The five-storey building will be two-thirds industrial and one-third office when it’s complete by 2022. The two levels of office, which count as a single unit, had been acquired prior to launch so there was no need to market the space.
“We are kind of tapping into this emerging market at a price where those Mount Pleasant developments were two to three years ago,” Coulter said. “We have had success on the office side and we have rolled out the remaining units, which are all I-2 zoned. And we have had a ton of interest so far.”
The site, which has views of the Northshore Mountains, used to be home to a taxi company.
Once complete, the third floor will have spectacular views, with 15-foot-high, floor-to-ceiling windows. The ground level will likely be taken up by a business that requires both retail and production, such as a bakery or coffee roaster.
That level will include a mezzanine, which is why the level one floor above is considered the third floor.
Construction has begun
The product type attracts small users such as local niche businesses which want to stay within the urban core, said Coulter. However, they would consider a single large tenant, if one should come along.

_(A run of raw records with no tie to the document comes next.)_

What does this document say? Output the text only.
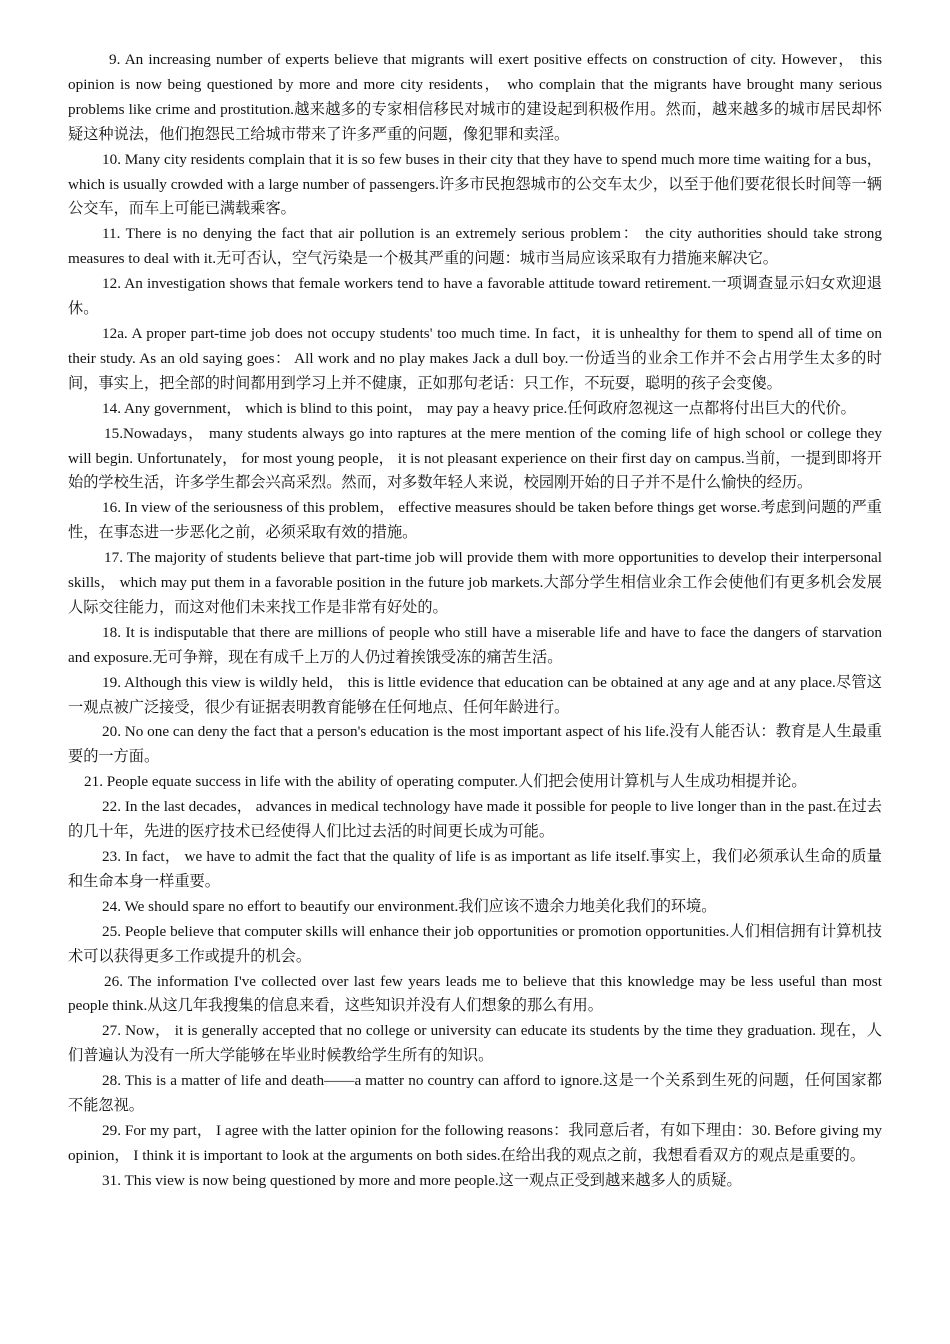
9. An increasing number of experts believe that migrants will exert positive effects on construction of city. However， this opinion is now being questioned by more and more city residents， who complain that the migrants have brought many serious problems like crime and prostitution.越来越多的专家相信移民对城市的建设起到积极作用。然而，越来越多的城市居民却怀疑这种说法，他们抱怨民工给城市带来了许多严重的问题，像犯罪和卖淫。

10. Many city residents complain that it is so few buses in their city that they have to spend much more time waiting for a bus，which is usually crowded with a large number of passengers.许多市民抱怨城市的公交车太少，以至于他们要花很长时间等一辆公交车，而车上可能已满载乘客。

11. There is no denying the fact that air pollution is an extremely serious problem： the city authorities should take strong measures to deal with it.无可否认，空气污染是一个极其严重的问题：城市当局应该采取有力措施来解决它。

12. An investigation shows that female workers tend to have a favorable attitude toward retirement.一项调查显示妇女欢迎退休。

12a. A proper part-time job does not occupy students' too much time. In fact，it is unhealthy for them to spend all of time on their study. As an old saying goes： All work and no play makes Jack a dull boy.一份适当的业余工作并不会占用学生太多的时间，事实上，把全部的时间都用到学习上并不健康，正如那句老话：只工作，不玩耍，聪明的孩子会变傻。

14. Any government， which is blind to this point， may pay a heavy price.任何政府忽视这一点都将付出巨大的代价。

15.Nowadays， many students always go into raptures at the mere mention of the coming life of high school or college they will begin. Unfortunately， for most young people， it is not pleasant experience on their first day on campus.当前，一提到即将开始的学校生活，许多学生都会兴高采烈。然而，对多数年轻人来说，校园刚开始的日子并不是什么愉快的经历。

16. In view of the seriousness of this problem， effective measures should be taken before things get worse.考虑到问题的严重性，在事态进一步恶化之前，必须采取有效的措施。

17. The majority of students believe that part-time job will provide them with more opportunities to develop their interpersonal skills， which may put them in a favorable position in the future job markets.大部分学生相信业余工作会使他们有更多机会发展人际交往能力，而这对他们未来找工作是非常有好处的。

18. It is indisputable that there are millions of people who still have a miserable life and have to face the dangers of starvation and exposure.无可争辩，现在有成千上万的人仍过着挨饿受冻的痛苦生活。

19. Although this view is wildly held， this is little evidence that education can be obtained at any age and at any place.尽管这一观点被广泛接受，很少有证据表明教育能够在任何地点、任何年龄进行。

20. No one can deny the fact that a person's education is the most important aspect of his life.没有人能否认：教育是人生最重要的一方面。

21. People equate success in life with the ability of operating computer.人们把会使用计算机与人生成功相提并论。

22. In the last decades， advances in medical technology have made it possible for people to live longer than in the past.在过去的几十年，先进的医疗技术已经使得人们比过去活的时间更长成为可能。

23. In fact， we have to admit the fact that the quality of life is as important as life itself.事实上，我们必须承认生命的质量和生命本身一样重要。

24. We should spare no effort to beautify our environment.我们应该不遗余力地美化我们的环境。

25. People believe that computer skills will enhance their job opportunities or promotion opportunities.人们相信拥有计算机技术可以获得更多工作或提升的机会。

26. The information I've collected over last few years leads me to believe that this knowledge may be less useful than most people think.从这几年我搜集的信息来看，这些知识并没有人们想象的那么有用。

27. Now， it is generally accepted that no college or university can educate its students by the time they graduation. 现在，人们普遍认为没有一所大学能够在毕业时候教给学生所有的知识。

28. This is a matter of life and death——a matter no country can afford to ignore.这是一个关系到生死的问题，任何国家都不能忽视。

29. For my part， I agree with the latter opinion for the following reasons：我同意后者，有如下理由：30. Before giving my opinion， I think it is important to look at the arguments on both sides.在给出我的观点之前，我想看看双方的观点是重要的。

31. This view is now being questioned by more and more people.这一观点正受到越来越多人的质疑。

The building is scheduled for completion in Q2 2022.
Construction of the underground parking is underway, and Coulter said once they get to street level, people are going to appreciate the scale and understand the streetscape. He expects interest to grow as construction progresses.
“This is one of those markets where developers are testing the waters and we are certainly confident the demand is there,” he said. “It’s one of those things where people are going to want to touch and feel and see it.”
The Grandview-Woodland neighbourhood includes trendy Commercial Drive and the area has a number of breweries with sidewalk seating areas, so it’s already rich with significant amenities.
The I-2 zoning fits tech uses as well as light industrial uses, so it will likely attract some interest from the city’s growing tech industry.
It will also offer a more competitive rate than Mount Pleasant and downtown.
Nearby Ironworks a major success
One of the few comparables in the area is the two-building, three-storey Ironworks, on Franklin and Pandora Streets, separated by a mews. That office/industrial strata complex, however, is larger and includes more loading bays.
The concept is the same, but the scale is much smaller than Ironworks, said Coulter.
And PC Urban, which is already well established in vertical industrial, is continuing the concept with Evolution Block, a 104,000-square-foot office/industrial strata building at 1055 Vernon Dr. That project however, is further west in False Creek Flats.
Chiang added that unlike other projects, his building has the benefit of facing onto busy Clark Drive, giving it more exposure. It will be one of the first new developments on Clark, which has many old buildings and is a thoroughfare for trucks passing through the city from the port terminal.
“Industrial intensification projects such as 1308 Adanac are the solution for attracting highly skilled jobs to our neighbourhoods moving forward,” Chiang said.
When Ironworks came on the market in 2017, presales started at around $350 per square foot. Coulter has seen resale units in Ironworks go for well over $700 per square foot. In 2019, a 3,245-square-foot unit in that building sold for $2,433,750, or $750 per foot.
“We haven’t seen a decline in strata values in any of the neighbourhoods of Vancouver,” said Coulter.
He said he can’t speak for office, but in the industrial sector it’s been a boom year, particularly for acreage outside the city.
Those properties are seeing 10 or 20 parties taking tours and making multiple offers, with interest coming from developers and end-users.
“It’s been white hot for the last six months. Similar to what we’ve seen in the residential, we are seeing multiple offers on buildings, multiple offers on strata, especially if they are existing and ready for use,” said Coulter.
“It’s been an unexpected boom. Nobody could expect much in the last two years, but this has been one of those years where it has gone in a pretty positive direction for the industrial sector.”